EPFL, BLUE BRAIN PROJECT
As part of the Blue Brain Project, a European initiative that aims to eventually map the human brain, an international team of researchers has generated a digital model of a slice of rat brain. The group reported its results last week (October 8) in Cell.
“This is a proof of concept that you can map a piece of the brain with enormous accuracy,” project lead Henry Markram of École Polytechnique Fédérale de Lausanne (EPFL) in Switzerland told The Guardian. The mathematical model replicates 31,000 neurons—including 207 cell subtypes with approximately 37 million synapses—but does not include blood vessels or other non-neuronal cells in the brain. It runs on a supercomputer at EPFL and requires a billion calculations every 25 microseconds to mimic the function of just a third of a cubic millimeter of brain tissue.
To create the digital model, Markram and his colleagues...
Many researchers remain skeptical of the project’s benefits; some have criticized its cost.

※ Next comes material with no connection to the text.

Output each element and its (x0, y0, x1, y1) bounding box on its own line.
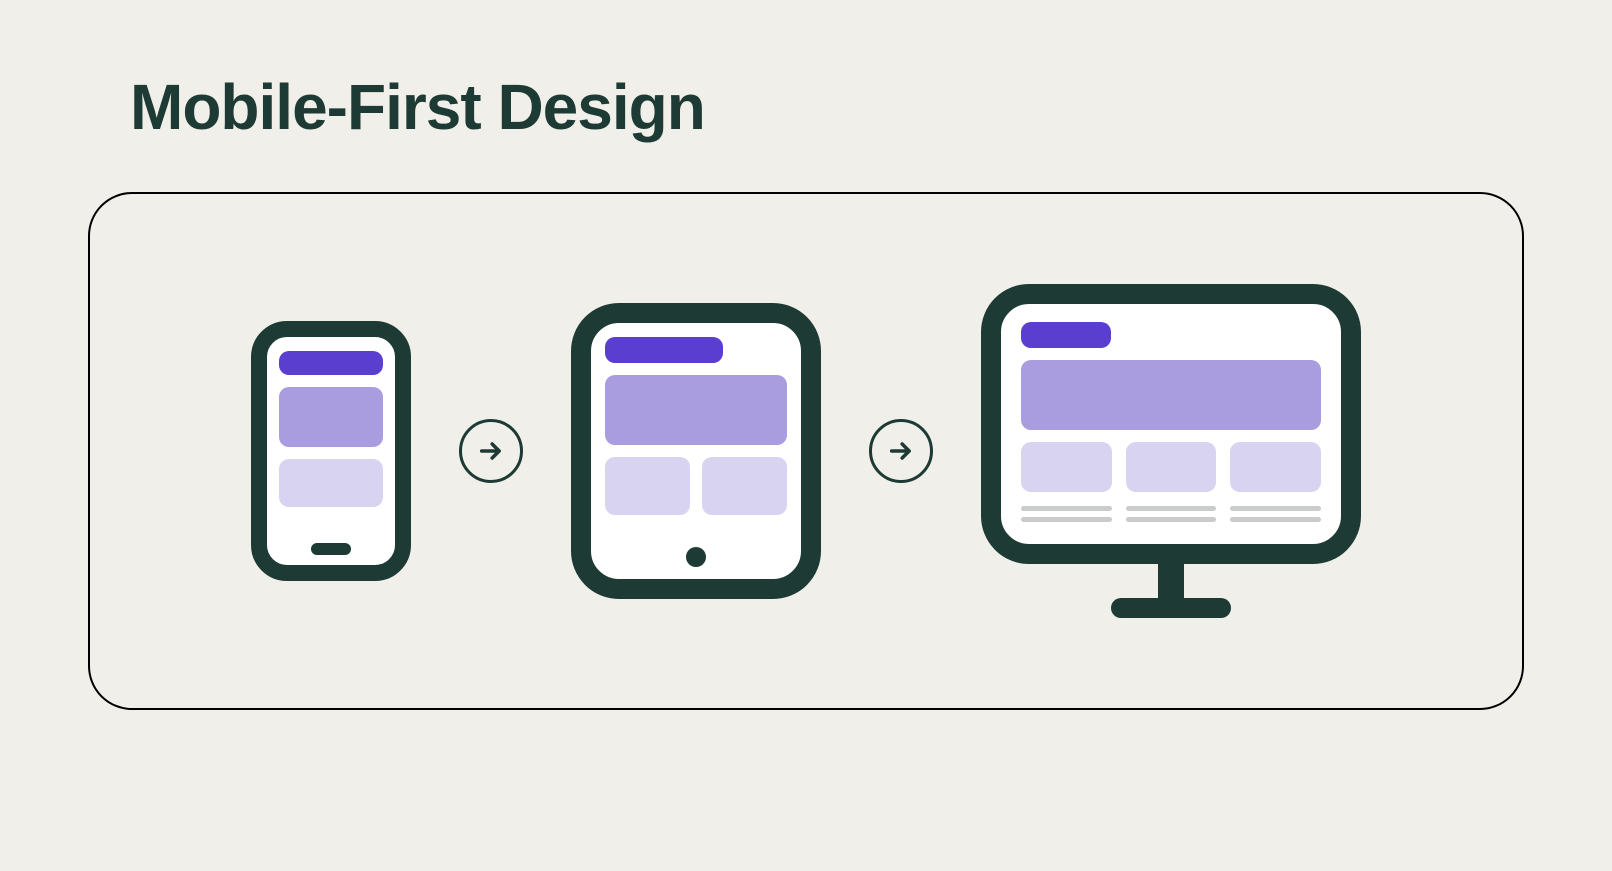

“They try to stretch their model to say something interesting about actual biological function, but it falls far short on that front,” theoretical neuroscientist Chris Eliasmith of the University of Waterloo in Canada told Nature. “The complexity of the model far outstrips the simplicity of what is being captured.”
“What happened is exactly what we feared: there are no real findings. Putting together lots and lots of data does not create new science,” Moritz Helmstaedter, director of the Max Planck Institute for Brain Research’s connectomics department, told Science.
Others said the project could have merit. “Their simulations should really be thought of as a tool, something that can be used toward a deeper understanding of the brain,” Peter Latham, a computational neuroscientist at University College London, told The Guardian.